Tumor Lysis Syndrome (TLS): Acute renal failure requiring dialysis with instances of fatal outcome can occur in the setting of TLS following treatment of non-Hodgkin's lymphoma (NHL) with RITUXAN monotherapy.

Severe Mucocutaneous Reactions: Severe, including fatal, mucocutaneous reactions can occur in patients receiving RITUXAN.
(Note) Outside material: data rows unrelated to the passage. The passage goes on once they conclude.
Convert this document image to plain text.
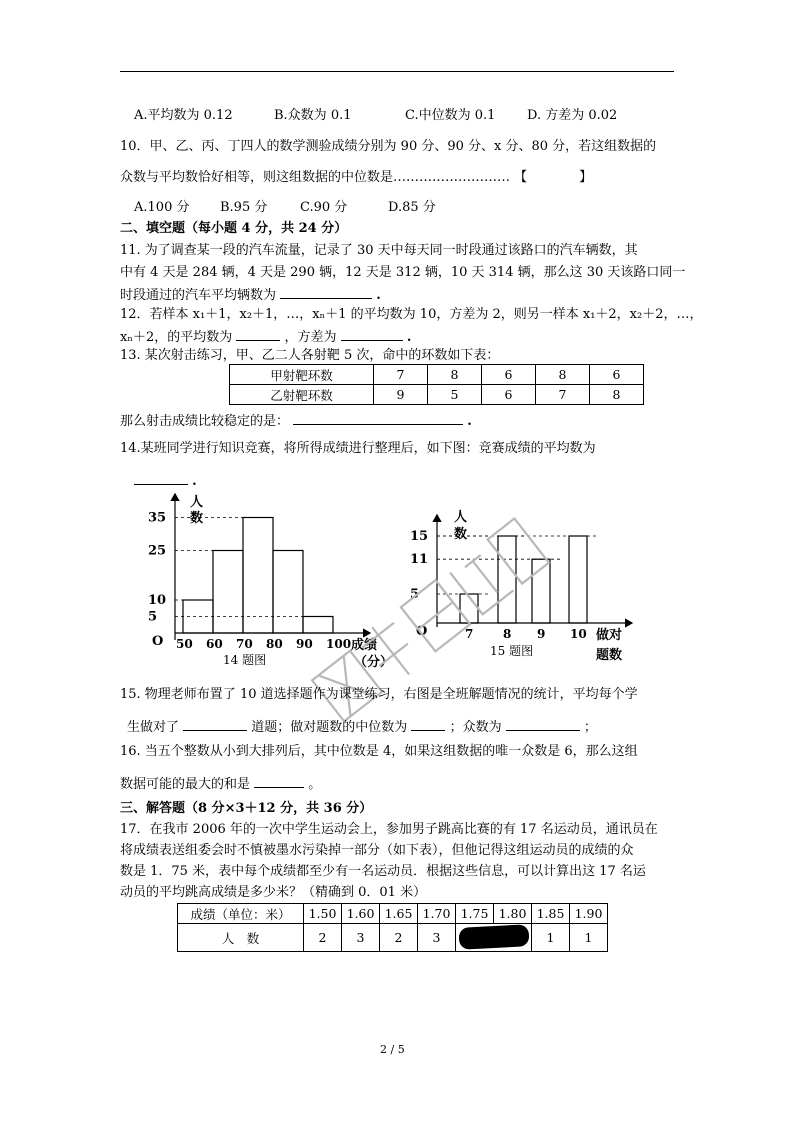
A.平均数为 0.12	B.众数为 0.1	C.中位数为 0.1 D. 方差为 0.02
10．甲、乙、丙、丁四人的数学测验成绩分别为 90 分、90 分、x 分、80 分，若这组数据的
众数与平均数恰好相等，则这组数据的中位数是……………………… 【　　　　】
A.100 分 B.95 分	C.90 分	D.85 分
二、填空题（每小题 4 分，共 24 分）
11. 为了调查某一段的汽车流量，记录了 30 天中每天同一时段通过该路口的汽车辆数，其
中有 4 天是 284 辆，4 天是 290 辆，12 天是 312 辆，10 天 314 辆，那么这 30 天该路口同一
时段通过的汽车平均辆数为	.
12．若样本 x₁＋1，x₂＋1，…，xₙ＋1 的平均数为 10，方差为 2，则另一样本 x₁＋2，x₂＋2，…，
xₙ＋2，的平均数为	，方差为	.
13. 某次射击练习，甲、乙二人各射靶 5 次，命中的环数如下表：
甲射靶环数	7	8	6	8	6
乙射靶环数	9	5	6	7	8
那么射击成绩比较稳定的是：	.
14.某班同学进行知识竞赛，将所得成绩进行整理后，如下图：竞赛成绩的平均数为
.
O
人 数
成绩 （分）
14 题图
5
10
25
35
50 60 70 80 90 100
O
人 数
做对 题数
15 题图
5
11
15
7 8 9 10
15. 物理老师布置了 10 道选择题作为课堂练习，右图是全班解题情况的统计，平均每个学
生做对了	道题；做对题数的中位数为	；众数为	；
16. 当五个整数从小到大排列后，其中位数是 4，如果这组数据的唯一众数是 6，那么这组
数据可能的最大的和是	。
三、解答题（8 分×3＋12 分，共 36 分）
17．在我市 2006 年的一次中学生运动会上，参加男子跳高比赛的有 17 名运动员，通讯员在
将成绩表送组委会时不慎被墨水污染掉一部分（如下表），但他记得这组运动员的成绩的众
数是 1．75 米，表中每个成绩都至少有一名运动员．根据这些信息，可以计算出这 17 名运
动员的平均跳高成绩是多少米？（精确到 0．01 米）
成绩（单位：米）	1.50	1.60	1.65	1.70	1.75	1.80	1.85	1.90
人　数	2	3	2	3			1	1
2 / 5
Progressive Multifocal Leukoencephalopathy (PML): JC virus infection resulting in PML and death can occur in patients receiving RITUXAN.

Warnings and Precautions

RITUXAN has also been associated with other serious and/or fatal adverse reactions. These include

  • hepatitis B reactivation with fulminant hepatitis; hepatic failure resulting in death
  • serious, including fatal, bacterial, fungal, and new or reactivated viral infections
  • cardiovascular events, including serious or life-threatening cardiac arrhythmias
  • severe, including fatal, renal toxicity
  • abdominal pain, bowel obstruction and perforation, in some cases leading to death, can occur in patients receiving RITUXAN in combination with chemotherapy

Additional Important Safety Information

  • The most frequent Grade 3 or 4 adverse reactions observed in NHL were cytopenias, including lymphopenia. The most common adverse reactions of RITUXAN (incidence ≥25%) observed in clinical trials of patients with NHL were infusion reactions, fever, lymphopenia, chills, infection, and asthenia. The incidence of infusion reactions was highest during the first infusion (77%) and decreased with each subsequent infusion. These infusion reactions typically resolved with slowing or interruption of the infusion and with supportive care
  • The most common adverse reactions of RITUXAN (incidence ≥25%) observed in clinical trials of patients with CLL were infusion reactions and neutropenia. Infusion-related adverse reactions occurring during or within 24 hours of the start of infusion included nausea, pyrexia, chills, hypotension, vomiting, and dyspnea
  • Most CLL patients treated with R-FC experienced at least one Grade 3 or 4 adverse reaction. The Grade 3 or 4 adverse reactions observed more frequently with R-FC compared with FC alone were neutropenia, leukopenia, febrile neutropenia, thrombocytopenia, infusion reactions, pancytopenia, hypotension, and hepatitis B
  • In clinical trials, CLL patients 70 years of age or older who received R-FC had more Grade 3 and 4 adverse reactions compared with younger CLL patients who received the same treatment

For additional safety information, please see the full prescribing information, including BOXED WARNINGS and Medication Guide.

Attention Healthcare Provider: Provide Medication Guide to patient prior to RITUXAN infusion.